Earlier this year, we piloted our inaugural Quarterly JUST Call – a new forum for CEOs to speak directly with investors about the ways in which they are creating value for all their stakeholders over the long term – in conversation with PayPal CEO Dan Schulman. A rousing success, the conversation exemplified the timeliness of our mission, and the deep need for the conversation around how C-Suite leaders and investors can build a more just economy that works for all.
Last week, we were joined by Akamai CEO Dr. Tom Leighton in conversation with JUST CEO Martin Whittaker for our second Quarterly JUST Call unpacking Akamai’s performance in the market and across five key business stakeholders we measure: Workers, Customers, Communities, the Environment, and Shareholders.
As this chart shows, Akamai’s share price performance has meaningfully outperformed that of the S&P 500 and NASDAQ over the last two years, demonstrating that this isn’t about trade offs.
“Stakeholders are critical to creating long-term success for a company,” said Dr. Leighton, “and driving value.” With Akamai’s strong performance across all five stakeholders, it’s clear that a stakeholder-driven mindset is deeply embedded in the company’s culture, driving success across the board.
Watch the replay of the webcast here, and check out the key takeaways below:
Remarkably, Akamai is a leader in every stakeholder we track – particularly Workers and the Environment. Dr. Leighton outlined how focusing on each is essential to the long-term success of the company – from creating a positive culture that empowers workers to give their best every day, to helping customers be more successful, to training and bolstering local communities, Akamai takes a holistic approach to supporting its stakeholders and drives shareholder value along the way.
When it comes to Workers, Akamai stands out especially in creating a supportive workplace and providing good benefits and work-life balance to employees. For example, Akamai is one of only 40 companies (out of the 922 we track and analyze) that offers “unlimited paid time off” to employees, and actively encourages its employees to take the time to be with family and loved ones rather then keeping them tethered to the office. “At Akamai, we’re in this for the long haul,” Dr.
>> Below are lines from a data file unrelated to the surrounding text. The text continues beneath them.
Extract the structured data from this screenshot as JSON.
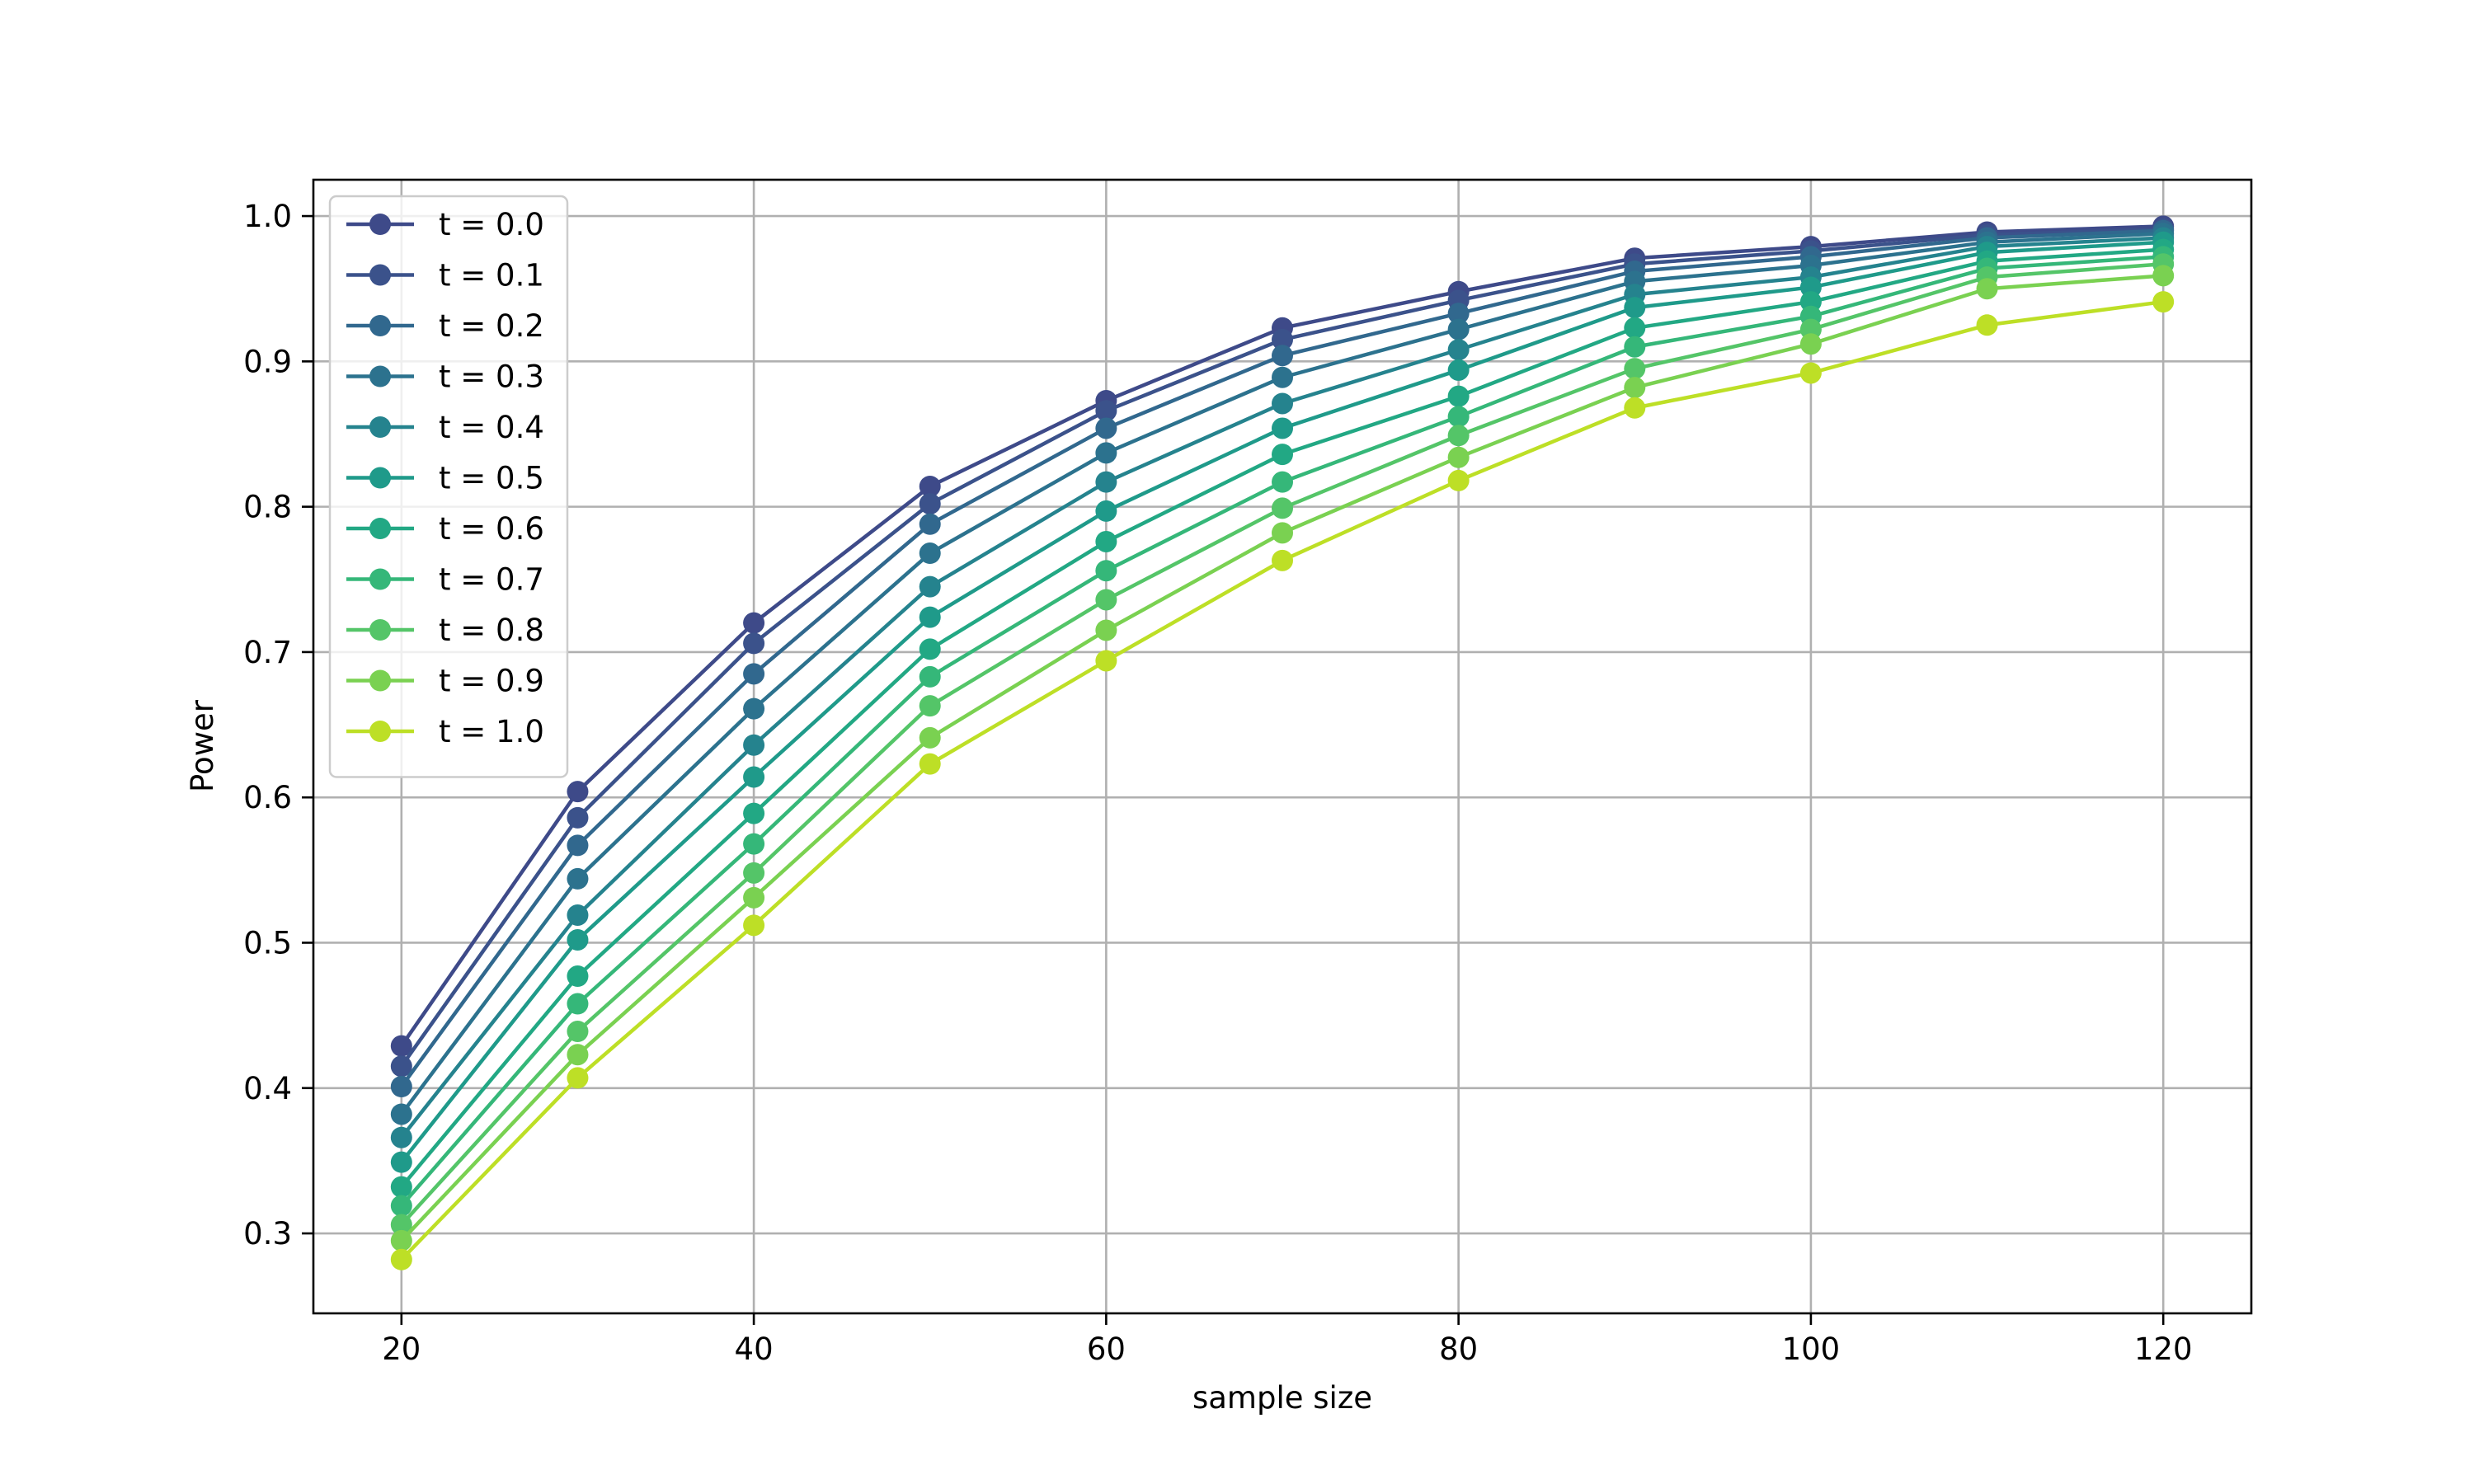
{
  "chart_data": {
    "type": "line",
    "title": "",
    "xlabel": "sample size",
    "ylabel": "Power",
    "xlim": [
      15,
      125
    ],
    "ylim": [
      0.245,
      1.025
    ],
    "x": [
      20,
      30,
      40,
      50,
      60,
      70,
      80,
      90,
      100,
      110,
      120
    ],
    "xticks": [
      20,
      40,
      60,
      80,
      100,
      120
    ],
    "xtick_labels": [
      "20",
      "40",
      "60",
      "80",
      "100",
      "120"
    ],
    "yticks": [
      0.3,
      0.4,
      0.5,
      0.6,
      0.7,
      0.8,
      0.9,
      1.0
    ],
    "ytick_labels": [
      "0.3",
      "0.4",
      "0.5",
      "0.6",
      "0.7",
      "0.8",
      "0.9",
      "1.0"
    ],
    "grid": true,
    "legend_position": "top-left",
    "marker": "circle",
    "series": [
      {
        "name": "t = 0.0",
        "color": "#3e4a89",
        "values": [
          0.429,
          0.604,
          0.72,
          0.814,
          0.873,
          0.923,
          0.948,
          0.971,
          0.979,
          0.989,
          0.993
        ]
      },
      {
        "name": "t = 0.1",
        "color": "#3b528b",
        "values": [
          0.415,
          0.586,
          0.706,
          0.802,
          0.866,
          0.915,
          0.942,
          0.967,
          0.976,
          0.987,
          0.991
        ]
      },
      {
        "name": "t = 0.2",
        "color": "#31688e",
        "values": [
          0.401,
          0.567,
          0.685,
          0.788,
          0.854,
          0.904,
          0.933,
          0.962,
          0.972,
          0.985,
          0.99
        ]
      },
      {
        "name": "t = 0.3",
        "color": "#2c728e",
        "values": [
          0.382,
          0.544,
          0.661,
          0.768,
          0.837,
          0.889,
          0.922,
          0.955,
          0.966,
          0.982,
          0.988
        ]
      },
      {
        "name": "t = 0.4",
        "color": "#25838e",
        "values": [
          0.366,
          0.519,
          0.636,
          0.745,
          0.817,
          0.871,
          0.908,
          0.946,
          0.958,
          0.979,
          0.985
        ]
      },
      {
        "name": "t = 0.5",
        "color": "#1f9a8a",
        "values": [
          0.349,
          0.502,
          0.614,
          0.724,
          0.797,
          0.854,
          0.894,
          0.937,
          0.951,
          0.975,
          0.982
        ]
      },
      {
        "name": "t = 0.6",
        "color": "#22a884",
        "values": [
          0.332,
          0.477,
          0.589,
          0.702,
          0.776,
          0.836,
          0.876,
          0.923,
          0.941,
          0.969,
          0.977
        ]
      },
      {
        "name": "t = 0.7",
        "color": "#35b779",
        "values": [
          0.319,
          0.458,
          0.568,
          0.683,
          0.756,
          0.817,
          0.862,
          0.91,
          0.931,
          0.964,
          0.972
        ]
      },
      {
        "name": "t = 0.8",
        "color": "#54c568",
        "values": [
          0.306,
          0.439,
          0.548,
          0.663,
          0.736,
          0.799,
          0.849,
          0.895,
          0.922,
          0.958,
          0.967
        ]
      },
      {
        "name": "t = 0.9",
        "color": "#7ad151",
        "values": [
          0.295,
          0.423,
          0.531,
          0.641,
          0.715,
          0.782,
          0.834,
          0.882,
          0.912,
          0.95,
          0.959
        ]
      },
      {
        "name": "t = 1.0",
        "color": "#bddf26",
        "values": [
          0.282,
          0.407,
          0.512,
          0.623,
          0.694,
          0.763,
          0.818,
          0.868,
          0.892,
          0.925,
          0.941
        ]
      }
    ]
  }
}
Leighton said, “As part of that we want employees to stay with us for a long period of time” – a challenging goal in the tech industry where turnover tends to be high.
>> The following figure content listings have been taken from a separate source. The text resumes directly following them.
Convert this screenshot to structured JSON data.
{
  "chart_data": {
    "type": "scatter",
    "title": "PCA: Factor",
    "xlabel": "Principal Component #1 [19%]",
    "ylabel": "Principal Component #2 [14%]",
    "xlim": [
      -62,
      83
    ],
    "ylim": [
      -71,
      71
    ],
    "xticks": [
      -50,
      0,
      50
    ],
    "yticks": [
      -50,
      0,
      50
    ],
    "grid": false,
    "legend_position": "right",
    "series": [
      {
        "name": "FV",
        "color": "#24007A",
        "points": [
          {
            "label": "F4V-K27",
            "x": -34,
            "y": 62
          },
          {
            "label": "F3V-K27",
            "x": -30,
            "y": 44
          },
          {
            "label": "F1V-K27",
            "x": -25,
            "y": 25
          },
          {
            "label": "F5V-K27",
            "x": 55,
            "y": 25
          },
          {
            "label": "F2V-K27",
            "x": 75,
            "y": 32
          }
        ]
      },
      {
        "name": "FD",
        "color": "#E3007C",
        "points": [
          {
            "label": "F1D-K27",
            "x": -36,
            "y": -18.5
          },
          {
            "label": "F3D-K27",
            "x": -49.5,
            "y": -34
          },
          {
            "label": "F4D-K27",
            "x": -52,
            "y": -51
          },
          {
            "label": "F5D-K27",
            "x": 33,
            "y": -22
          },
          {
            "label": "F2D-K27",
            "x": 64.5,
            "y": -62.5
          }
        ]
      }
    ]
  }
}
One area of focus for Akamai is its exceptional paid parental leave – offering mothers 18 weeks and fathers 10. Programs like this may create short-term challenges for a company, but Akamai sees employees as an investment, who help to create value for other stakeholders – like customers and shareholders – over the long term. Tom shared how pivotal it was when he took paternity leave as a first-time father, saying, “Hardest job I ever had. But it made a huge difference to me and to our family to be able to do that. A wonderful experience, taking many months off to be a primary caregiver.”
Akamai performs well across the board for its customers, but it stands out as a leader in customer privacy specifically. Dr. Leighton emphasized that “Users have the right to know what information is being used,” and increasingly today as more and more data is stored across the web. As one of the world’s largest distributed computing platforms, Akamai must and does take this issue very seriously, and approaches data privacy not just as an ESG issue, but a core business issue.
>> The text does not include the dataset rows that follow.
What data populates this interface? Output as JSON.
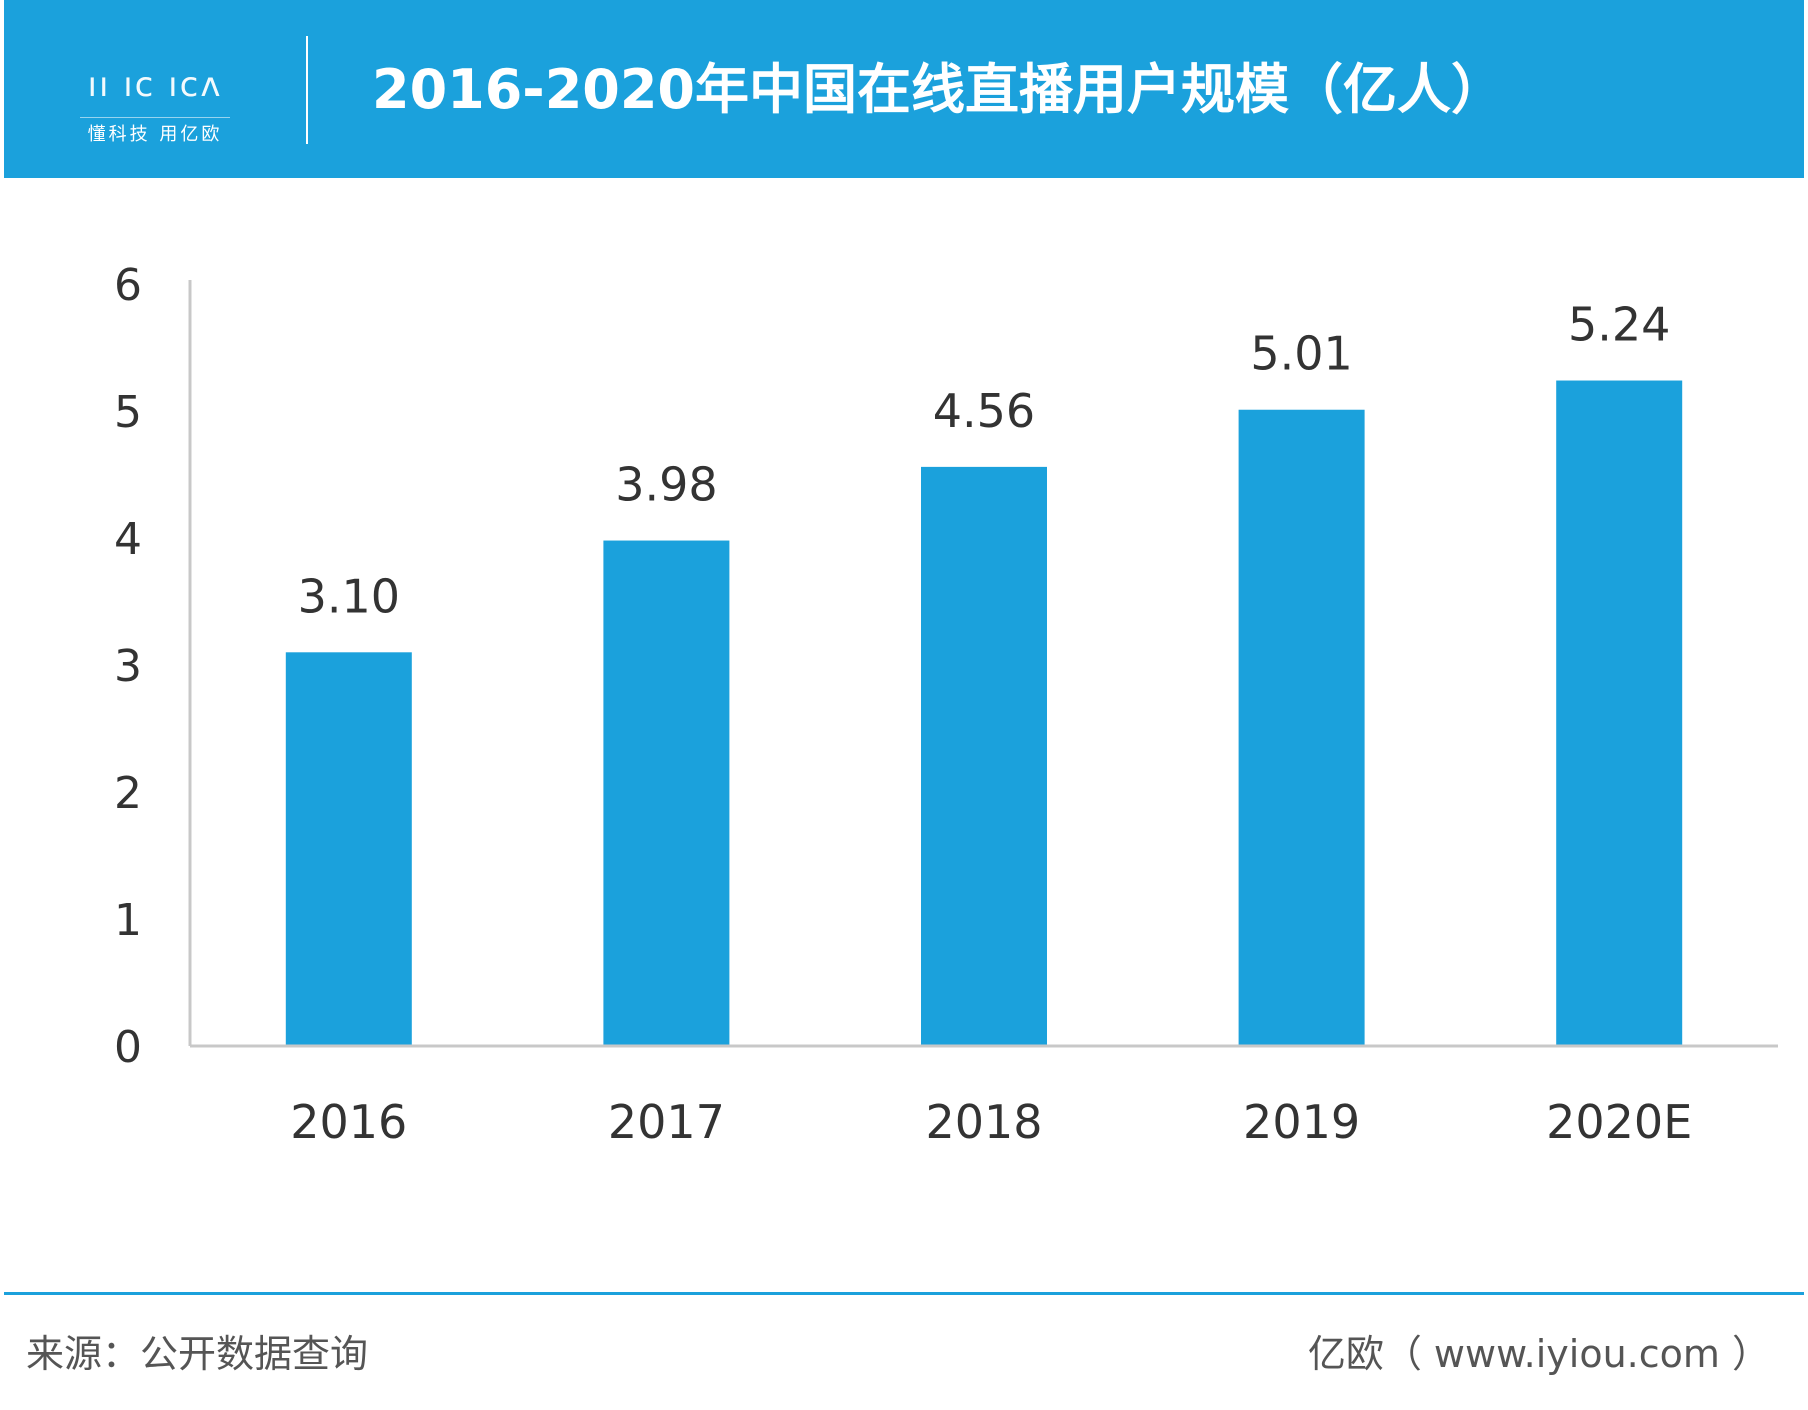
{
  "header": {
    "logo_mark": "ıı ıᴄ ıᴄʌ",
    "logo_tagline": "懂科技 用亿欧",
    "title": "2016-2020年中国在线直播用户规模（亿人）"
  },
  "footer": {
    "source": "来源：公开数据查询",
    "credit": "亿欧（ www.iyiou.com ）"
  },
  "colors": {
    "accent": "#1ba1dc",
    "bar": "#1ba1dc",
    "axis": "#c8c8c8",
    "text": "#333333"
  },
  "chart_data": {
    "type": "bar",
    "title": "2016-2020年中国在线直播用户规模（亿人）",
    "categories": [
      "2016",
      "2017",
      "2018",
      "2019",
      "2020E"
    ],
    "values": [
      3.1,
      3.98,
      4.56,
      5.01,
      5.24
    ],
    "value_labels": [
      "3.10",
      "3.98",
      "4.56",
      "5.01",
      "5.24"
    ],
    "y_ticks": [
      "0",
      "1",
      "2",
      "3",
      "4",
      "5",
      "6"
    ],
    "ylim": [
      0,
      6
    ],
    "grid": false,
    "legend": "none"
  }
}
Community investment can sometimes be perceived as separate from the “serious business” of a company, but increasingly is viewed as an essential effort to grow and improve the areas where employees live and companies operate. Community growth is an area where Akamai excels – and through programs like Akamai Technical Academy, which trains and provides internships to people looking to build a career in tech, Akamai is advancing the professional skillset of the people affected by its corporate operations. These trainees go on to work at Akamai, which also serves to make its employee base more ethnically and socioeconomically diverse.
Dr. Leighton closed out the conversation with predictions around whether we might see greater disclosure from companies, particularly around human capital issues. Noting that this has already been increasing over time, he impressed that disclosure makes companies more competitive, and the internal measurement Akamai conducts and shares with employees serves to bolster engagement, empower teams, and build loyalty to and confidence in the company.
Which of course, as we’ve seen, is a virtuous cycle – ultimately benefiting the other stakeholders a company serves. Akamai’s holistic view of corporate leadership and value creation is one we hope to see more companies across all sectors adopt, building upon the practices and philosophies that CEOs like Dr. Leighton have created in their companies.